Be careful not to confuse Mormon tea (Ephedra nevadensis) with ephedra (Ephedra sinica and other ephedra species). Unlike these other plants, Mormon tea does not contain ephedrine, an unsafe stimulant.
Insufficient Evidence to Rate Effectiveness for...
The tannins in Mormon tea have a drying (astringent) effect and can reduce body secretions such as mucus. This might explain its use for colds. There isn't enough information to know how Mormon tea might work for other uses such as kidney problems and sexually transmitted diseases.
Mormon tea seems to be safe when consumed as a beverage in normal food amounts. But there isn't enough information to know if Mormon tea is safe in medicinal amounts.
Special Precautions & Warnings:Pregnancy and breast-feeding: Mormon tea seems to be safe for pregnant and breast-feeding women in food amounts. But larger medicinal amounts should be avoided until more is known.
Medications taken by mouth (Oral drugs)Interaction Rating: Moderate Be cautious with this combination.Talk with your health provider.
Mormon tea absorbs substances in the stomach and intestines. Taking Mormon tea along with medications taken by mouth can decrease how much medicine your body absorbs, and decrease the effectiveness of your medication. To prevent this interaction, take Mormon tea at least one hour after medications you take by mouth.
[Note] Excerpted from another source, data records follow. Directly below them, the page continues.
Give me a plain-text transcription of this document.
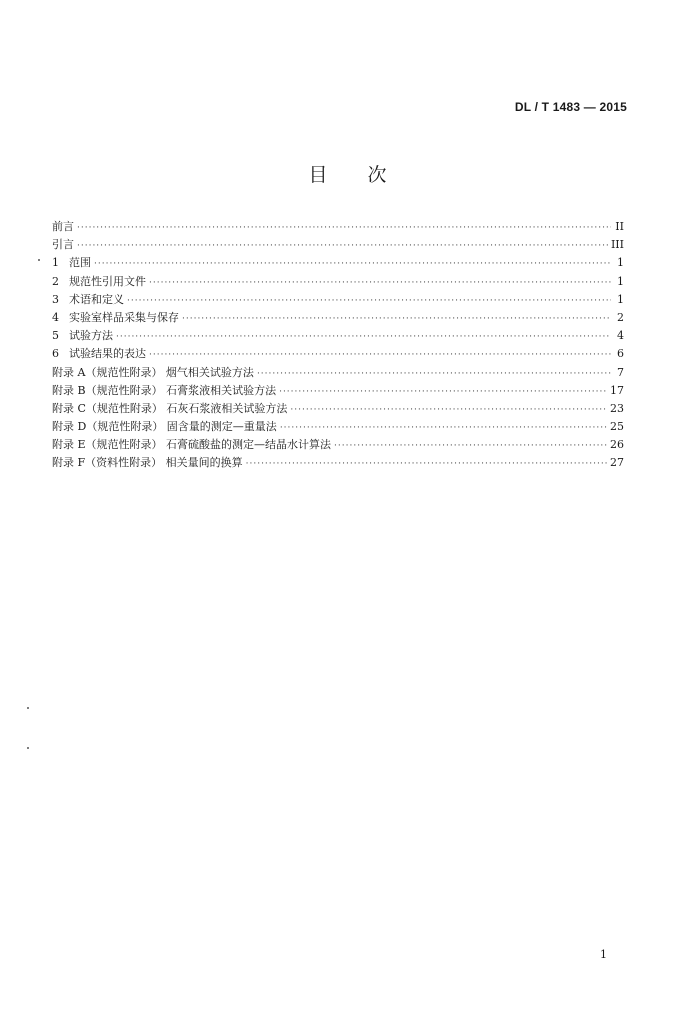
DL / T 1483 — 2015
目 次
前言 ·····	II
引言 ·····	III
1 范围 ·····	1
2 规范性引用文件 ·····	1
3 术语和定义 ·····	1
4 实验室样品采集与保存 ·····	2
5 试验方法 ·····	4
6 试验结果的表达 ·····	6
附录 A（规范性附录） 烟气相关试验方法 ·····	7
附录 B（规范性附录） 石膏浆液相关试验方法 ·····	17
附录 C（规范性附录） 石灰石浆液相关试验方法 ·····	23
附录 D（规范性附录） 固含量的测定—重量法 ·····	25
附录 E（规范性附录） 石膏硫酸盐的测定—结晶水计算法 ·····	26
附录 F（资料性附录） 相关量间的换算 ·····	27
1
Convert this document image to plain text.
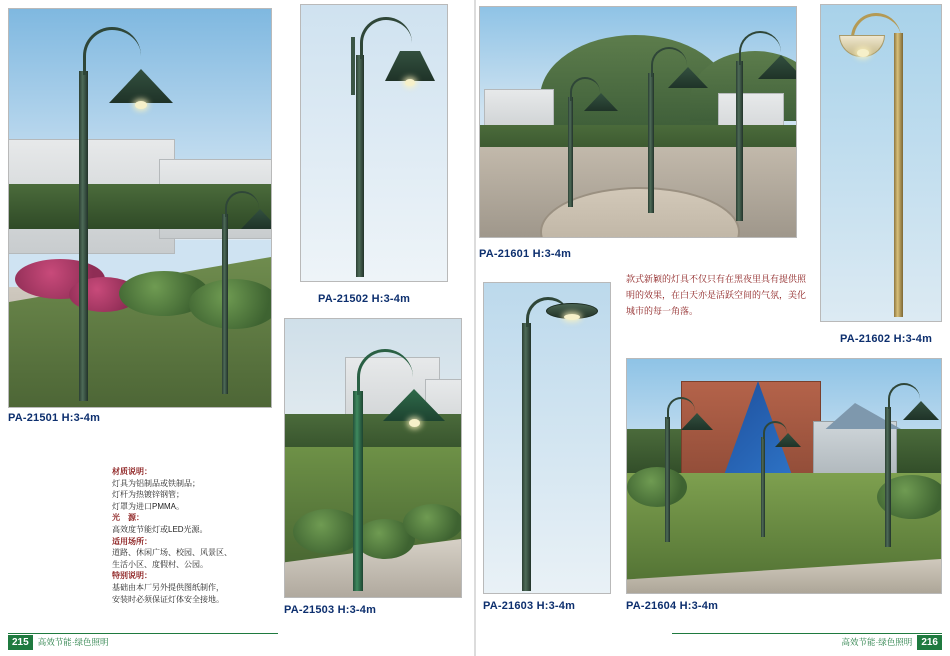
PA-21501 H:3-4m
PA-21502 H:3-4m
PA-21503 H:3-4m
材质说明：
灯具为铝制品或铁制品；
灯杆为热镀锌钢管；
灯罩为进口PMMA。
光　源：
高效度节能灯或LED光源。
适用场所：
道路、休闲广场、校园、风景区、
生活小区、度假村、公园。
特别说明：
基础由本厂另外提供图纸制作，
安装时必须保证灯体安全接地。
PA-21601 H:3-4m
PA-21602 H:3-4m
款式新颖的灯具不仅只有在黑夜里具有提供照明的效果，在白天亦是活跃空间的气氛，美化城市的每一角落。
PA-21603 H:3-4m	PA-21604 H:3-4m
215	高效节能·绿色照明	高效节能·绿色照明 216
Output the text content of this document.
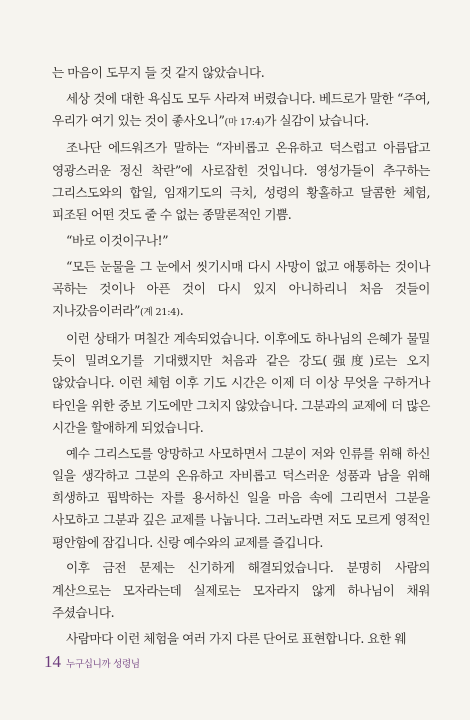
는 마음이 도무지 들 것 같지 않았습니다.

세상 것에 대한 욕심도 모두 사라져 버렸습니다. 베드로가 말한 “주여, 우리가 여기 있는 것이 좋사오니”(마 17:4)가 실감이 났습니다.

조나단 에드워즈가 말하는 “자비롭고 온유하고 덕스럽고 아름답고 영광스러운 정신 착란”에 사로잡힌 것입니다. 영성가들이 추구하는 그리스도와의 합일, 임재기도의 극치, 성령의 황홀하고 달콤한 체험, 피조된 어떤 것도 줄 수 없는 종말론적인 기쁨.

“바로 이것이구나!”

“모든 눈물을 그 눈에서 씻기시매 다시 사망이 없고 애통하는 것이나 곡하는 것이나 아픈 것이 다시 있지 아니하리니 처음 것들이 지나갔음이러라”(계 21:4).

이런 상태가 며칠간 계속되었습니다. 이후에도 하나님의 은혜가 물밀 듯이 밀려오기를 기대했지만 처음과 같은 강도(强度)로는 오지 않았습니다. 이런 체험 이후 기도 시간은 이제 더 이상 무엇을 구하거나 타인을 위한 중보 기도에만 그치지 않았습니다. 그분과의 교제에 더 많은 시간을 할애하게 되었습니다.

예수 그리스도를 앙망하고 사모하면서 그분이 저와 인류를 위해 하신 일을 생각하고 그분의 온유하고 자비롭고 덕스러운 성품과 남을 위해 희생하고 핍박하는 자를 용서하신 일을 마음 속에 그리면서 그분을 사모하고 그분과 깊은 교제를 나눕니다. 그러노라면 저도 모르게 영적인 평안함에 잠깁니다. 신랑 예수와의 교제를 즐깁니다.

이후 금전 문제는 신기하게 해결되었습니다. 분명히 사람의 계산으로는 모자라는데 실제로는 모자라지 않게 하나님이 채워 주셨습니다.

사람마다 이런 체험을 여러 가지 다른 단어로 표현합니다. 요한 웨

14 누구십니까 성령님
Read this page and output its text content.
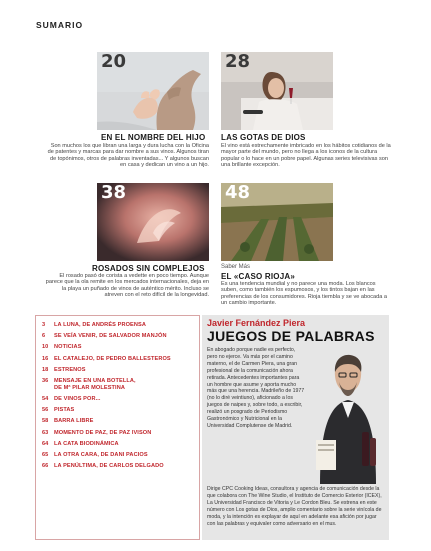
SUMARIO
20
EN EL NOMBRE DEL HIJO
Son muchos los que libran una larga y dura lucha con la Oficina de patentes y marcas para dar nombre a sus vinos. Algunos tiran de topónimos, otros de palabras inventadas... Y algunos buscan en casa y dedican un vino a un hijo.
28
LAS GOTAS DE DIOS
El vino está estrechamente imbricado en los hábitos cotidianos de la mayor parte del mundo, pero no llega a los iconos de la cultura popular o lo hace en un pobre papel. Algunas series televisivas son una brillante excepción.
38
ROSADOS SIN COMPLEJOS
El rosado pasó de corista a vedette en poco tiempo. Aunque parece que la ola remite en los mercados internacionales, deja en la playa un puñado de vinos de auténtico mérito. Incluso se atreven con el reto difícil de la longevidad.
48
Saber Más
EL «CASO RIOJA»
Es una tendencia mundial y no parece una moda. Los blancos suben, como también los espumosos, y los tintos bajan en las preferencias de los consumidores. Rioja tiembla y se ve abocada a un cambio importante.
3	LA LUNA, DE ANDRÉS PROENSA
6	SE VEÍA VENIR, DE SALVADOR MANJÓN
10	NOTICIAS
16	EL CATALEJO, DE PEDRO BALLESTEROS
18	ESTRENOS
36	MENSAJE EN UNA BOTELLA,
DE Mª PILAR MOLESTINA
54	DE VINOS POR...
56	PISTAS
58	BARRA LIBRE
63	MOMENTO DE PAZ, DE PAZ IVISON
64	LA CATA BIODINÁMICA
65	LA OTRA CARA, DE DANI PACIOS
66	LA PENÚLTIMA, DE CARLOS DELGADO
Javier Fernández Piera
JUEGOS DE PALABRAS
En abogado porque nadie es perfecto, pero no ejerce. Va más por el camino materno, el de Carmen Piera, una gran profesional de la comunicación ahora retirada. Antecedentes importantes para un hombre que asume y aporta mucho más que una herencia. Madrileño de 1977 (no lo diré veintiuno), aficionado a los juegos de naipes y, sobre todo, a escribir, realizó un posgrado de Periodismo Gastronómico y Nutricional en la Universidad Complutense de Madrid.
Dirige CPC Cooking Ideas, consultora y agencia de comunicación desde la que colabora con The Wine Studio, el Instituto de Comercio Exterior (ICEX), La Universidad Francisco de Vitoria y Le Cordon Bleu. Se estrena en este número con Los gotas de Dios, amplio comentario sobre la serie vinícola de moda, y la intención es explayar de aquí en adelante esa afición por jugar con las palabras y equivaler como adversario en el mus.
The appropriate dose of Mormon tea depends on several factors such as the user's age, health, and several other conditions. At this time there is not enough scientific information to determine an appropriate range of doses for Mormon tea. Keep in mind that natural products are not always necessarily safe and dosages can be important. Be sure to follow relevant directions on product labels and consult your pharmacist or physician or other healthcare professional before using.
Natural Medicines Comprehensive Database rates effectiveness based on scientific evidence according to the following scale: Effective, Likely Effective, Possibly Effective, Possibly Ineffective, Likely Ineffective, and Insufficient Evidence to Rate (detailed description of each of the ratings).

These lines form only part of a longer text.